I’ve only been here two months, so the biggest challenge for me right now is figuring out how to navigate the highways when my GPS goes out. As far as the responsibility of securing sporting events for the City of Fort Worth, I think the sky is the limit, and I am excited for the challenges that await around the corner. In the meantime, we’re going to work every single day to push Fort Worth sports tourism forward.
What are your major goals with the CVB?
We want the world to know that Fort Worth is a great place to host a sporting event. We have an amazing infrastructure in place in this community that is designed to help events thrive. From our elected officials and community leaders, our corporate partners, our amazing residents that volunteer for events, or our world-class hospitality partners and venues, our community rallies together to pull off major sporting events, and our goal with the CVB is to bring more events to Fort Worth so their fans and athletes can experience all this great city has to offer.
Fort Worth has such a great story to tell when it comes to our Western heritage and our culture. It’s truly unique and it’s our job to get that story told.
How will the building of the new arena help you achieve those goals?
The new arena is a game changer and it’s already helping us attract high-profile events to Fort Worth. This isn’t going to be your run-of-the-mill arena. The new Dickies Arena will be one of the most high-tech, fan-friendly, spectacular arenas ever built, and I think it sends a strong message to the sports world that Fort Worth is committed to sports tourism for the long term.
Do you feel Fort Worth is a good sports town?
Fort Worth is a great sports town and you have to look no further than some of the sports entities that have thrived here to see that. The PGA Dean & Deluca Championship, the Armed Forces Bowl, the NASCAR and Indy Car races at [Texas Motor Speedway], the Cowtown Marathon, the Stock Show and Rodeo and TCU athletics. Talk about a tradition of success.
Fort Worth understands that it takes a village to make events like this a success, and we have developed a template over time that centers around our collaborative spirit, community pride and our unparalleled hospitality.

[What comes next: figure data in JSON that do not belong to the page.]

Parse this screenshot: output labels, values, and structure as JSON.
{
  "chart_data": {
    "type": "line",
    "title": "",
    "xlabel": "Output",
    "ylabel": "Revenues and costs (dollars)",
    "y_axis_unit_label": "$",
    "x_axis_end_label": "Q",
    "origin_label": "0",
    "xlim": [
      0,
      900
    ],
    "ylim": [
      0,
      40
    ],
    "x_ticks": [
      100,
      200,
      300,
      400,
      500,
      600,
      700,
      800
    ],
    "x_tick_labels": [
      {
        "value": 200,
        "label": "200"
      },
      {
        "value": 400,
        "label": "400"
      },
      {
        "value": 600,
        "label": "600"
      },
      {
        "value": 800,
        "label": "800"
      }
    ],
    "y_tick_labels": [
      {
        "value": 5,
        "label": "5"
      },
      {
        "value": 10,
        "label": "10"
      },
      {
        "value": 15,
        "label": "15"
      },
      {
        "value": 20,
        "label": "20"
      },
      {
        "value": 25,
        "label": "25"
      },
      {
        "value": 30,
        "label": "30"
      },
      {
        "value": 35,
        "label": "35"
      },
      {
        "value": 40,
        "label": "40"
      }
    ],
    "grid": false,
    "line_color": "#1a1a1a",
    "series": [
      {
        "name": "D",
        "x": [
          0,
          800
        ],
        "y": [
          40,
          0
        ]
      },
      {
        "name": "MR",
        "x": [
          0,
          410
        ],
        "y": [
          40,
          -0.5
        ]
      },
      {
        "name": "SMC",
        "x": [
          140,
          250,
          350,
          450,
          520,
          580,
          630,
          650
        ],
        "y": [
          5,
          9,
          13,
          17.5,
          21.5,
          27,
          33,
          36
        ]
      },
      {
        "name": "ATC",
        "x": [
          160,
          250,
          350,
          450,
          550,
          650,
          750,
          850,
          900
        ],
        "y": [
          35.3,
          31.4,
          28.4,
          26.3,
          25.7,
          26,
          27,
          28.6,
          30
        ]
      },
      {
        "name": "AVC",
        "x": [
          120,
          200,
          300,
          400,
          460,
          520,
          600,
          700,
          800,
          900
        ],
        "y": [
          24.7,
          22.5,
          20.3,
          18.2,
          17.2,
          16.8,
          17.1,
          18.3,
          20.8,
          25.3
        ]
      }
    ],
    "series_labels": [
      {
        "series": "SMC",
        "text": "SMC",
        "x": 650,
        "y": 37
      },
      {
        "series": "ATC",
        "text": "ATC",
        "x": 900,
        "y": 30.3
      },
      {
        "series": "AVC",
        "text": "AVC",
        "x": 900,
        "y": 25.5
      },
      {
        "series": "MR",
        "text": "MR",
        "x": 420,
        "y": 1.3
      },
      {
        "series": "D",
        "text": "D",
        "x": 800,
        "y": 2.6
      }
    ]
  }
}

Fort Worth is a sports town, and investments like what you have seen with the new arena are proof that it will continue to be a sports-centric city for many years to come.
What sporting events would you like to bring to Fort Worth in addition to the ones already coming?
Fort Worth is growing at an unbelievable pace, not just with new residents but when it comes to infrastructure as well. We have more than 13,000 hotel rooms with more than a dozen new hotel projects in the works. The new arena will be up and running by the end of 2019, adding to an already impressive venue list that includes Texas Motor Speedway, Will Rogers Memorial Coliseum and Game On Sports Complex, to name a few.
Our job at the CVB is to keep pace with that growth and work with our hotels and venues to build partnerships with event organizers and national governing bodies to bring events here that will ultimately have a positive economic impact on Fort Worth. There are several new events in the pipeline as we speak, and we have no plans of slowing down.